Ces Jeux commémorent également les trente ans du début des réformes, impulsées en 1978 par Deng Xiaoping, qui ont favorisé le miracle économique et l’exceptionnelle renaissance de la Chine. Il faut dire que la réussite impressionne. Son PIB double tous les huit ans et devrait dépasser cette année les 11% ! Avec une population de 1,35 milliard d’habitants - égale à celle de l’ensemble des Amériques (900 millions) plus celle de l’Europe (450 millions) - la Chine est déjà la troisième économie du monde. Elle a rejoint l’Allemagne, dépassera en 2015 le Japon et devrait devancer les Etats-Unis vers 2050. Elle est à la fois le plus gros exportateur mondial, et la plus grande nation consommatrice de la planète. Elle est aussi le premier importateur de cuivre, de zinc, d’étain, de laine, de coton, de charbon et des principaux oléagineux. Et le deuxième principal consommateur de pétrole, d’aluminium, de nickel et de plomb.

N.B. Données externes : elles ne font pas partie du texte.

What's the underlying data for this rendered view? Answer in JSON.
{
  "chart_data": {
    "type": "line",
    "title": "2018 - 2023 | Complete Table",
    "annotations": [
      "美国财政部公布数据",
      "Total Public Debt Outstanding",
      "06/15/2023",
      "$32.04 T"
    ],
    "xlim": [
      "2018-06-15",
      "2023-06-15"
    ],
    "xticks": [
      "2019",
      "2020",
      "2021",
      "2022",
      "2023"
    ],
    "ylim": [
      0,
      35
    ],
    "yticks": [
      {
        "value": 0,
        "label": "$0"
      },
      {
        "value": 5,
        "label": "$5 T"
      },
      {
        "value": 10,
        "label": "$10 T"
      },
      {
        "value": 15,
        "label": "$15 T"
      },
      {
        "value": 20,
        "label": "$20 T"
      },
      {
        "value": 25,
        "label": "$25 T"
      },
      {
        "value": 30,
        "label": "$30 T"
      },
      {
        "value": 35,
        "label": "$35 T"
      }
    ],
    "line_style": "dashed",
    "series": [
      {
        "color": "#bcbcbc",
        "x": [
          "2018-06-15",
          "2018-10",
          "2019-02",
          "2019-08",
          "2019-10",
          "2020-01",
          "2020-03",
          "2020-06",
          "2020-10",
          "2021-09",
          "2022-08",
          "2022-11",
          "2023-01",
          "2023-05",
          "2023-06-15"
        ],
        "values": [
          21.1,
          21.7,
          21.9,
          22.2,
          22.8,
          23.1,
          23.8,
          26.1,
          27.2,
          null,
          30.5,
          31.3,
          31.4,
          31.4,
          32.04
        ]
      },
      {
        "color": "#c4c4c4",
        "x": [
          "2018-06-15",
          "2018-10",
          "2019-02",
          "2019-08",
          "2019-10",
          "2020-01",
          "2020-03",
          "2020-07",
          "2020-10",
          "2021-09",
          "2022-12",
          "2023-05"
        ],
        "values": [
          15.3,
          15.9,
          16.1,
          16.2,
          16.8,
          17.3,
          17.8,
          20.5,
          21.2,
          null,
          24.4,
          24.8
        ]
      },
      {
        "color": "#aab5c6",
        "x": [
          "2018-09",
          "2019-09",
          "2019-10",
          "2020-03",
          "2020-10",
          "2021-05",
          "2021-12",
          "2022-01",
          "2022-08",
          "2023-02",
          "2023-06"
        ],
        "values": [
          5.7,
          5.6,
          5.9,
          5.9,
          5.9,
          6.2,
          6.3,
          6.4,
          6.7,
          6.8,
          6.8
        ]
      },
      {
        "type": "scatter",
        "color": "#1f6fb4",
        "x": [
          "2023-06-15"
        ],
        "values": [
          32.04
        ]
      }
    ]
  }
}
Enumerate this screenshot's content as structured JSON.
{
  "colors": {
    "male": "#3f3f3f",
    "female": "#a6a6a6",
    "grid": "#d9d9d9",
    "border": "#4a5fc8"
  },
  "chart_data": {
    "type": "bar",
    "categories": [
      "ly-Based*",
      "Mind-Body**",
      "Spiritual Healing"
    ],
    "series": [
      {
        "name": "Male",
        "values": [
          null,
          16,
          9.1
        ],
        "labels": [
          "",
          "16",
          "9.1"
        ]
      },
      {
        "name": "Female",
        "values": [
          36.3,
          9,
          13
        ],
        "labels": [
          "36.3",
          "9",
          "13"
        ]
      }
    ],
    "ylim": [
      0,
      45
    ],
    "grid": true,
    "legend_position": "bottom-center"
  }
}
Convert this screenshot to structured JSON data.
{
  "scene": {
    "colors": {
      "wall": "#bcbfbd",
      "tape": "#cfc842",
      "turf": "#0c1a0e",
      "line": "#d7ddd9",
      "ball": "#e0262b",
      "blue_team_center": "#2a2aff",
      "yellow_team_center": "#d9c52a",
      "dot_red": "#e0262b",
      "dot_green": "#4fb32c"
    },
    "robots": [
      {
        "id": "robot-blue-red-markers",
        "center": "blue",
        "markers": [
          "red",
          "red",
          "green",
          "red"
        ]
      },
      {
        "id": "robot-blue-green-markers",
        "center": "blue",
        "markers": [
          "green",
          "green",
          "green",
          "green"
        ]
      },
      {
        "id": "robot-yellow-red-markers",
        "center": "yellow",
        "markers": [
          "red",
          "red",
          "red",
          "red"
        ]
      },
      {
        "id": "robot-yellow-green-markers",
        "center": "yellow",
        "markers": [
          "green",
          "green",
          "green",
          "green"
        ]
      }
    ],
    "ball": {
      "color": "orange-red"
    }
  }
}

Mais ce "miracle" qui fascine le monde présente plusieurs faces cachées et sombres. En premier lieu, les graves violations en matière de libertés et de droits humains. En contradiction avec les valeurs de l’olympisme, la Chine procède à plus de 7.000 exécutions capitales par an, soit 80% des peines de mort appliquées dans le monde. Par ailleurs, la stabilité de ce géant reste menacée par plusieurs dangers : un prévisible krach financier, une inflation effrénée, un cataclysme écologique et des émeutes sociales qui se multiplient.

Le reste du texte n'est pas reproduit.